Towards the end of the movie, after Rani has visited the red light district and made friends with Roxette, gained perspective on Vijay’s betrayal through admiring Taka’s joie-de-vivre even in the face of tragedy, and is embarking on working by making and selling golgappas (a.k.a. pani puri and a number of other things!), she is also more confident about her own desires. She admits her crush on Marcello (as well as on Salman Khan!) and when she is challenged by Marcello that Indians are not only best at cooking but also best at kissing, she not only cites all Emraan Hashmi films in defence but, despite her initial nervousness plonks on one him!
When she sees Vijay for the first time in Amsterdam, who had revived his interest in her due to her modern attire and travelling in Europe, he is nevertheless not approving of all her changes – that she has been drinking champagne, that she has made friends with Tim, Taka and Aleksander. When he discovers they are her roommates he threatens to tell her family and worries once again about his own reputation, but Rani has ceased to care.
Back in Delhi she visits Vijay and speaks with his mother beforehand. This scene gives the audience a glimpse of what life would be like for Rani to be married to Vijay, and whilst his mother is keen for a companion, it is described as a very limiting lifestyle and what Rani wants, having come back from her adventures in Paris and Amsterdam, has evidently either changed, or she has realised was always different.

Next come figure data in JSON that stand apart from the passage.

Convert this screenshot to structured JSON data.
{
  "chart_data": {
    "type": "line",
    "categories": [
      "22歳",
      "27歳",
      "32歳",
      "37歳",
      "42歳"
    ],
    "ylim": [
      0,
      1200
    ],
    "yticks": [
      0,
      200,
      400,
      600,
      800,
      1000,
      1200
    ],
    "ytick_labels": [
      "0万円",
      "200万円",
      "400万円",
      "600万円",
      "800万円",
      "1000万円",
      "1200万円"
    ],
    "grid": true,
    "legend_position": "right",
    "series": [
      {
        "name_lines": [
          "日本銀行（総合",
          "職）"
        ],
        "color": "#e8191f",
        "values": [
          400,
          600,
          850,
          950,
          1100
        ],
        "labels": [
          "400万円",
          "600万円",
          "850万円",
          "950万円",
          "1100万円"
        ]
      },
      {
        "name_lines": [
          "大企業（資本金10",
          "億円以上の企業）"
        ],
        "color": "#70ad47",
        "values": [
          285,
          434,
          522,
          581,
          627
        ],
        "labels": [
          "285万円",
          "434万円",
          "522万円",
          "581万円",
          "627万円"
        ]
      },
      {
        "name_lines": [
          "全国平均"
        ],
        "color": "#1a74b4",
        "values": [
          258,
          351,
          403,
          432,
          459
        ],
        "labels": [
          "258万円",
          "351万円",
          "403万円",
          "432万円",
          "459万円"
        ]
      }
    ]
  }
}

On seeing Rani – dressed in a lower cut outfit and with her hair straightened and make up on fleek, Vijay smiles from ear to ear and hugs her as he assumes she is there to reconcile. Instead, she places her engagement ring in his hand and hugs him goodbye, accompanied by an admirably mature “[t]hank you!”. Rani’s growth is complete, and as her path forward does not include Vijay, there is no reconciliation between the “hero” and heroine. It’s a heroine-oriented film in the deepest sense of the word, Rani is our heroine, but Vijay is not our hero.